A lesson in hiddenness
It’s nest-building season. Every manner of bird is searching the area for soft twigs, grasses, and string. One has even decided to build its home in the wreath on our front door. Squirrels, chipmunks, and the neighborhood red shouldered hawk are busily making their secret spots in places hopefully undisturbed. And, right near my fire pit under the gangly bows of a juniper bush is hidden a tiny nest of baby rabbits. Little tufts of fur mark their hiding place, but if you don’t know what to look for, you’d never see it.
They’re so cute with twitching ears and noses, all balled together. Jada has chased their zigzagging parents all over the yard, but they are easily out of her reach. She’s recently noticed their scent as she daily patrols her domain. Whenever she trots near that little bundle of life with nose to the ground, we call out to distract her attention. We want to give those little balls of fluff all the time they need to grow, knowing they’ll soon outrun Jada just like their parents. Seems like a dangerous place to raise a family. But it won’t be for long, and they remain hidden.
Have you had a season where God seems hidden? Where your prayers seem unanswered or unheard? If you have, you know how isolating and lonely that can feel. It’s hard not to live confused and fatigued in such times, when we know God is a good and compassionate Father. It’s in the hidden times that we learn to trust. It’s as if He says to us, “You be in charge of the trusting, and I’ll be in charge of the understanding.” That’s the way through it, even when its feels like He isn’t there. Truly, He’s closer than we think, He hasn’t forgotten us.
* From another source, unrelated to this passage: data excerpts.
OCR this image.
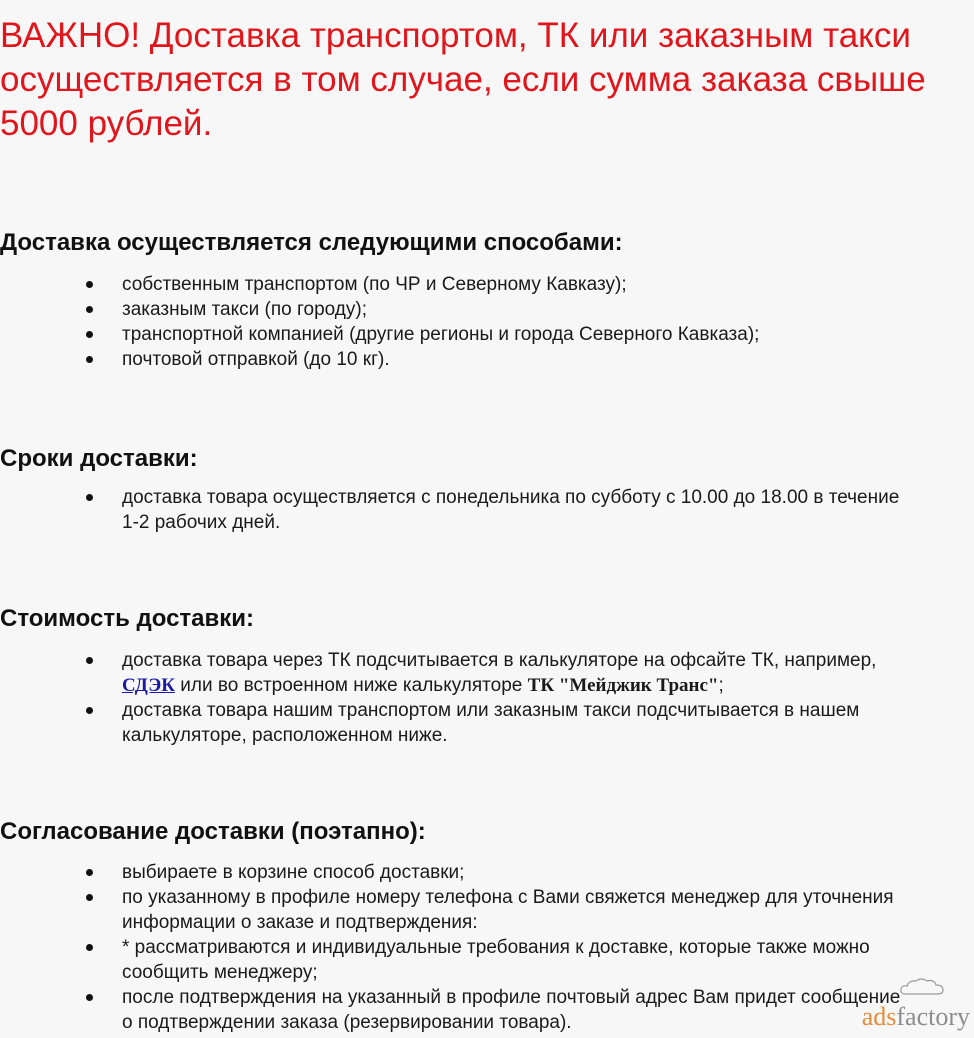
ВАЖНО! Доставка транспортом, ТК или заказным такси осуществляется в том случае, если сумма заказа свыше 5000 рублей.

Доставка осуществляется следующими способами:
собственным транспортом (по ЧР и Северному Кавказу);
заказным такси (по городу);
транспортной компанией (другие регионы и города Северного Кавказа);
почтовой отправкой (до 10 кг).
Сроки доставки:
доставка товара осуществляется с понедельника по субботу с 10.00 до 18.00 в течение 1-2 рабочих дней.
Стоимость доставки:
доставка товара через ТК подсчитывается в калькуляторе на офсайте ТК, например, СДЭК или во встроенном ниже калькуляторе ТК "Мейджик Транс";
доставка товара нашим транспортом или заказным такси подсчитывается в нашем калькуляторе, расположенном ниже.
Согласование доставки (поэтапно):
выбираете в корзине способ доставки;
по указанному в профиле номеру телефона с Вами свяжется менеджер для уточнения информации о заказе и подтверждения:
* рассматриваются и индивидуальные требования к доставке, которые также можно сообщить менеджеру;
после подтверждения на указанный в профиле почтовый адрес Вам придет сообщение о подтверждении заказа (резервировании товара).	adsfactory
As we keep trusting Him, He keeps developing confidence in our inner being. We may not feel so much in the hidden place, but it’s forming.
This past week at church, a gentleman stood and gave testimony, speaking of the prayer in which he and his wife had been trusting. For thirty years, God had seemed hidden to them as they prayed for the salvation of their son. Sharing this with a small group of men one day, they joined with him in prayer.
A week later, the impossible happened. He received a text from his son, which said something like, “God visited me in the person of Brenda.” His son works as a librarian and a woman named Brenda came in looking for a Bible. She explained that she’d been ten years clean from alcohol but had recently fallen off the wagon and was planning on going to an AA meeting that night, but just knew that she couldn’t make without Jesus, and wanted a Bible. Something about her admission struck him deeply, even more when she said, “Has Jesus saved you?” In that moment he felt himself going to pieces emotionally on the inside. “Um, I don’t really know,” he said.
The library did not have an available copy, so he quickly directed her to a church down the street; surely, they would have a Bible for her. He then retreated to a back room to compose himself. What is going on? he thought. While alone in the room, the overwhelming presence of God weighed heavily on him, actually pressing him to his knees, and there in the breakroom of a library in northern Wisconsin he gave his life profoundly to the Lord Jesus. Can you imagine a parent’s excitement on the phone that evening, having finally received proof God that had been listening? The very first day the prayer left their lips, the Lord heard it and now they were able to hear how it was answered so many years later. That’s the hope, but, when in a season of hiddenness, it feels like you’re out there all alone in enemy territory.
You be in charge of the trusting and let God be in charge of understanding. That’s one of the lessons of a hidden season, and so necessary for a life of prayer to grow. It’s not promised that we’ll understand all things in the days of our hiddenness, ours is but to trust and pray.
It’s going to be fun watching those little rabbits emerge. They have no idea into what hazards they have been born; they have no idea that they’ve been hidden in plain sight. They have no idea that a dog with killer instincts senses their presence. They also have no idea that we see them, too, and enjoy watching out over their welfare.
If you feel isolated, hidden and alone, let me encourage you to simply trust. His eyes are on you, and his protection is over you.